Leben, als hätte man von allem Abschied genommen, denken, als wäre man tot, sterben, als wäre man nie geboren.
Du gehst den altvertrauten Pfad am Fluß entlang, kommst zu den Uferauen, und da noch der Mond über den Dächern der fernen Altstadt steht, ist alles still, und die weichen Schatten machen auch deine Schritte weich.
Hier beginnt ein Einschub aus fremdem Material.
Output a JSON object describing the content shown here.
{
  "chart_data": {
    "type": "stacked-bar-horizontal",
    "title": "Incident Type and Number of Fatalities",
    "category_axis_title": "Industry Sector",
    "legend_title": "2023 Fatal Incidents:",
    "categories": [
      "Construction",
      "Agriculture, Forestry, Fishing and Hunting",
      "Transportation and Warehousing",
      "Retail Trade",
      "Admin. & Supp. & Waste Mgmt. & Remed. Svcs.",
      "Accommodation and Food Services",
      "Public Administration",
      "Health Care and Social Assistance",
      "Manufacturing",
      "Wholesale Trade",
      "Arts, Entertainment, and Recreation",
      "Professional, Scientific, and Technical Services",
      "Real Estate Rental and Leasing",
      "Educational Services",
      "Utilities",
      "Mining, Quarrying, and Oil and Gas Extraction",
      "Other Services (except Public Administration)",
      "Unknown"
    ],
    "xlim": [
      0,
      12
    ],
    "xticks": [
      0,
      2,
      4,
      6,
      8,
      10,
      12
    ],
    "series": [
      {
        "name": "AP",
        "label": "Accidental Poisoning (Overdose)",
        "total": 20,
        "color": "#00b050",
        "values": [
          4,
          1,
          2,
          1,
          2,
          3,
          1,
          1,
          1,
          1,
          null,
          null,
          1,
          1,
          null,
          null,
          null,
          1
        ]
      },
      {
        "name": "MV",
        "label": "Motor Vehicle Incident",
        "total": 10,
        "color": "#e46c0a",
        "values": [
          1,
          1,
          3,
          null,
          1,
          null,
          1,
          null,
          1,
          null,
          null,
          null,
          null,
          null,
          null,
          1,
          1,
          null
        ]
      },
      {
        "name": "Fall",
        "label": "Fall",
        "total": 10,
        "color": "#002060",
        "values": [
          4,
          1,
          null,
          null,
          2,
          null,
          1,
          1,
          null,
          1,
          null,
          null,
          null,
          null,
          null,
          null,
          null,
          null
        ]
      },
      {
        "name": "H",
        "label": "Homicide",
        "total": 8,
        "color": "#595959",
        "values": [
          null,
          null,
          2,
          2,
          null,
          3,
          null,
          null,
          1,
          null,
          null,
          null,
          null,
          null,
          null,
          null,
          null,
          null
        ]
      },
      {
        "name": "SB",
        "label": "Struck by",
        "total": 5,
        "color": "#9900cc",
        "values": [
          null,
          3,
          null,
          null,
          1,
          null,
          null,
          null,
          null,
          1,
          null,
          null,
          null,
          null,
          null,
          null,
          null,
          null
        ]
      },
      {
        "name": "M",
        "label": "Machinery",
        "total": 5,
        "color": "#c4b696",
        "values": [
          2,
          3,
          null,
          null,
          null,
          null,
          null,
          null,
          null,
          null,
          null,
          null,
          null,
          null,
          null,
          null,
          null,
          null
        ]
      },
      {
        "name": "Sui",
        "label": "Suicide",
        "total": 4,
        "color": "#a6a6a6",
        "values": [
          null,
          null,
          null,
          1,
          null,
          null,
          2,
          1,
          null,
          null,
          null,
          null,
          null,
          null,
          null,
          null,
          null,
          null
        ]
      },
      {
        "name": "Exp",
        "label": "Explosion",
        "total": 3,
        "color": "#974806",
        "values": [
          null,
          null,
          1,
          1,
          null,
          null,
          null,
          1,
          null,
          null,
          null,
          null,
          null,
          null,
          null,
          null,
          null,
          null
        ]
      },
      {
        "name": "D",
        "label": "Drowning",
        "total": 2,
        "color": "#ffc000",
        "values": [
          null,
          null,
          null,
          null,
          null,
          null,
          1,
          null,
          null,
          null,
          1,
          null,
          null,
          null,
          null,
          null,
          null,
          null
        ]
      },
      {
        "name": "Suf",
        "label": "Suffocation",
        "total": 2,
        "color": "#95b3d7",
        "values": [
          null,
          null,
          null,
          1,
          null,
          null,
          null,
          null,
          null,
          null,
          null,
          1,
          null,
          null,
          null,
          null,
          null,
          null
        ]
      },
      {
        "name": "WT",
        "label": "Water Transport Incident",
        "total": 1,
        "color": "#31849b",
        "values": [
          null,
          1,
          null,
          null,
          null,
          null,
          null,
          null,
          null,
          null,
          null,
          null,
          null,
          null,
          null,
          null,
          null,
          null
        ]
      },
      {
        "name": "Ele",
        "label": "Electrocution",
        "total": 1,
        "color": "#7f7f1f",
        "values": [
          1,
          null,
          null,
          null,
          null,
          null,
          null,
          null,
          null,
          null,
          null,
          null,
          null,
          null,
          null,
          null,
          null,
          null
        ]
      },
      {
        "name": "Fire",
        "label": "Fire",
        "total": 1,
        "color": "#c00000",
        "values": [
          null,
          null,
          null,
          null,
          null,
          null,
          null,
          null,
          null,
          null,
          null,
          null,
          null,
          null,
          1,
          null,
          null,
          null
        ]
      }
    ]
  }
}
Doch wie du das weiße Schiff erblickst und Leute an der Reling, als würden sie winken, und das dumpfe Rollen der Maschine hörst und das helle Gischten des Kielwassers, willst du einer von jenen glücklichen Reisenden sein, an denen das Leben in flüchtigen Bildern spurlos vorüberzieht.
Der elende deutsche Musikus, der im Tod in Venedig durch die grassierende Seuche die letzte Inspiration erfährt, die er, statt sie musikalisch in die unerhörten Schreie von Möwen zu verwandeln, die gerade aus dem giftigen Schaum der Untergangsfluten aufzufliegen scheinen, in einem dämlichen letalen Liebeslallen vergeudet.
Corona als Strahlenkranz über einer an sich selbst irre gewordenen Menschheit.
Ein Virus, ach, das den Irrsinn der weltumspannenden Kommunikation, Kulturverwischung und Sprachvermischung in einer gnädigen Apokalypse austilgte!
Der psychotische Verfolgungs- und Vergiftungswahn deutet in überwirklich leuchtenden Menetekeln an der Höhlenwand auf die Wahrheit über die menschliche Situation.
Gefahr ist die Regel, Sicherheit die Ausnahme.
Die Nacht verwischt die Grenzen, im milden Licht nur sind wir uns selbst gegeben.
Die um das Feuer stehen und sich die Hände haltend singen, doch rings ist das Dunkel, das auch ihre Flammen, ihre Leidenschaften und Träume auslöschen wird.
Die Verheißung – ferner jetzt als der Andromedanebel.
Eine Quarantäne für die Träger der geistigen Pest der Lebensverdunklung und Schönheitsverleumdung!
Den Mond weiß schimmern sehen und wissen, daß er befleckt ist von menschlichem Aussatz.
Ein strotzender Leib, doch die Seele war nicht mitgewachsen.
Lieben zu wollen ist gut; auch wenn es einem nur recht und schlecht gelingen sollte.
Man kann nur eines lieben, mehr wäre Betrug und Selbstbetrug.
Die vorgeben, die ganze Menschheit zu lieben, scheuen vor dem Blutbad zu ihrer finalen Errettung nicht zurück.
Sie geben vor, die Sprache zu lieben, schicken sie aber wie Zuhälter auf den Strich und nötigen sie, mit Krethi und Plethi ins Bett zu gehen.
Die Zuhälter der Sprache erwarten, daß sie etwas abwirft, Geld, Preise, Ruhm, Applaus.
Eines Tages sehen sie, wie häßlich sie geworden ist in ihrem unwürdigen Dienst, und lassen sie fallen.
Der vom Virenwahn beherrschte Psychotiker sieht mehr und mehr in jedem Winkel seiner Umgebung, in jeder Hand, die sich ihm entgegenstreckt, Brutstätten heimtückischer Keime und Herde einer tödlichen Ansteckung; die kleinen, freigebliebenen Inseln des Vertrauens werden zunehmend überschattet und von den Wogen der Seuche überschwemmt, bis er, ganz auf sich zurückgeworfen, jeden Kontakt vermeidet, ja sogar die Nahrungsaufnahme verweigert, sodaß er wie der große Logiker Kurt Gödel Hungers sterben muß.
Der Virenwahn ist ein verzerrtes Spiegelbild unseres lebenslangen Kampfes mit den Dämonen der mephistophelischen Verneinung um die Erhaltung seelischer und geistiger Gesundheit, der verlorengeht, sobald wir den Glauben und die Hoffnung aufgeben, in einer intimen Nähe von Liebe und Freundschaft Verbündete in diesem Kampf zu finden.